Hacca gitmek

İstanbul-Beykoz’dan Yusuf Güz: “‘Kim kendisini Beytullah’a ulaştıracak kadar azık ve bineğe, yol vasıtasına sahip olduğu halde haccetmemişse onun Yahudi veya Hıristiyan olarak ölmesi arasında fark yoktur’ hadisini nasıl anlamalıyız. Haccın farz olduğunu bildiği halde imkânı olup da gitmeyen kişi küfür üzere mi ölür?”

 

Hac kendisine farz olduğu halde, yani hacca gidecek imkân bulduğu halde hacca gitmeyen kimse günahkâr olur. Bu kişi ölürse zimmetinde hac ibadeti olduğu halde Allah’ın huzuruna çıkar. Bu hadis-i şerif bu kimsenin Yahudi veya Hıristiyan ya da kâfir olduğunu söylemiyor. Ancak Yahudi veya Hıristiyanın da zengin olduklarında haccetmediklerini, zengin olup haccetmeyen Müslüman’ın da netice itibariyle Yahudi’ye veya Hıristiyan’a benzediğini ifade ediyor. Bu hadiste terhip vardır. Yani korkutmak suretiyle haccetmenin önemini anlatma söz konusudur.

Diğer yandan Yahudi veya Hıristiyan birçok konuda kendi kitaplarının sözünden çıkmışlar, emirlerini dinlememişlerdir. Haccetmek Kur’ân’ın emridir.
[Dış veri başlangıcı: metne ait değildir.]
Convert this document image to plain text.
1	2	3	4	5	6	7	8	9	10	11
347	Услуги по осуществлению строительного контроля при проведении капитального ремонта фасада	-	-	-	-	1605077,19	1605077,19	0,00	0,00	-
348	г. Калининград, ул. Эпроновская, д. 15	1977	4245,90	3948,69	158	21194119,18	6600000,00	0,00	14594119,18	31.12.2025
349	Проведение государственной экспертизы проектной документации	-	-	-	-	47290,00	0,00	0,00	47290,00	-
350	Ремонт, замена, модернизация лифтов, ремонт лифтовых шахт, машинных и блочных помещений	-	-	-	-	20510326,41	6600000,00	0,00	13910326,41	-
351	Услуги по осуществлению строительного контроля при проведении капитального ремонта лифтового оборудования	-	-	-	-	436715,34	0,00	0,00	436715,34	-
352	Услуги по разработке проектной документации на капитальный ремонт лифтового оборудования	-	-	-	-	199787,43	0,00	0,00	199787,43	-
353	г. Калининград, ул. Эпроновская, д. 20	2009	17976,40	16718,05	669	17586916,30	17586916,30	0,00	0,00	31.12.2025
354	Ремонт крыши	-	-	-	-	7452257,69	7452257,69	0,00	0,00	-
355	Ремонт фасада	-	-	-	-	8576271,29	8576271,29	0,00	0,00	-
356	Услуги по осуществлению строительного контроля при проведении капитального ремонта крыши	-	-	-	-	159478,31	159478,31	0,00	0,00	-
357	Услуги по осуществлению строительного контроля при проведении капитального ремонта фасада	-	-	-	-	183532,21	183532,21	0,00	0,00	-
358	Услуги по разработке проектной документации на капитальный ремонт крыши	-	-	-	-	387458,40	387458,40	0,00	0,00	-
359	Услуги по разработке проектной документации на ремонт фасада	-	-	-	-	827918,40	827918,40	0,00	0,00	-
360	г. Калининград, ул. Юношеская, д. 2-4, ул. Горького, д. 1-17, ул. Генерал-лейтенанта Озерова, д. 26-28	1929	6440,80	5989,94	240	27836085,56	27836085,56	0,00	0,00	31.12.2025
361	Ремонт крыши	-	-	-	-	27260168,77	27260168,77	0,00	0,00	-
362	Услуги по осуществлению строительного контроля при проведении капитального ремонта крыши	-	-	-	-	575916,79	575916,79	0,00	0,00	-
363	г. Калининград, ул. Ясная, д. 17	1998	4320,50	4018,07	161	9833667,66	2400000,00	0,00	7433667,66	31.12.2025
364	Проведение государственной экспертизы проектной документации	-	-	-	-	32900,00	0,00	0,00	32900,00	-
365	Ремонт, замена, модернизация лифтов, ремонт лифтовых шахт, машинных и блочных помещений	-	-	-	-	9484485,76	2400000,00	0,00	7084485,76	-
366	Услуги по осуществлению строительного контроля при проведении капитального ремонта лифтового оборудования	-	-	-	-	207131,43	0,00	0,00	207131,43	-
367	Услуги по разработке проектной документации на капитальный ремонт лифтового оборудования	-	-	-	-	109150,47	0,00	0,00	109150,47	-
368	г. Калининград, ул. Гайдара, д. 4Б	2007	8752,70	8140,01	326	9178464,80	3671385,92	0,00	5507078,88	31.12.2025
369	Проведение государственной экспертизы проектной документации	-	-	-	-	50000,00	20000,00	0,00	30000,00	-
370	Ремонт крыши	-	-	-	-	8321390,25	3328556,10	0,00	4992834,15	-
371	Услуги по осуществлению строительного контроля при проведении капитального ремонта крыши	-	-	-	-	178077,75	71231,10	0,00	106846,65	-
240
Nitekim Kur’ân, “Oraya yol bulabilen insana, Allah için Kâbe’yi haccetmesi gerekir”1 âyetiyle oraya yol bulabilenler için haccı emrediyor. Binaenaleyh yol ve imkân bulduğu halde haccetmeyen kimse, kitabının emrini dinlememiş olur. Kitabının emrini dinlememekte ise Yahudi’ye veya Hıristiyan’a benzemiş olur.

İşte Peygamber Efendimiz (asm): “Kim kendisini Beytullahi’l haram’a ulaştıracak kadar azık ve bineğe sahip olduğu halde haccetmemişse onun Yahudi veya Hıristiyan olarak ölmesi arasında fark yoktur” 2 hadisiyle bu hakikati ifade buyurmuştur.

Dipnotlar:

1- Âl-i İmrân, 97; Tirmizî, Hacc 3, (812):

2- Tirmizi, Hacc, 3 (812).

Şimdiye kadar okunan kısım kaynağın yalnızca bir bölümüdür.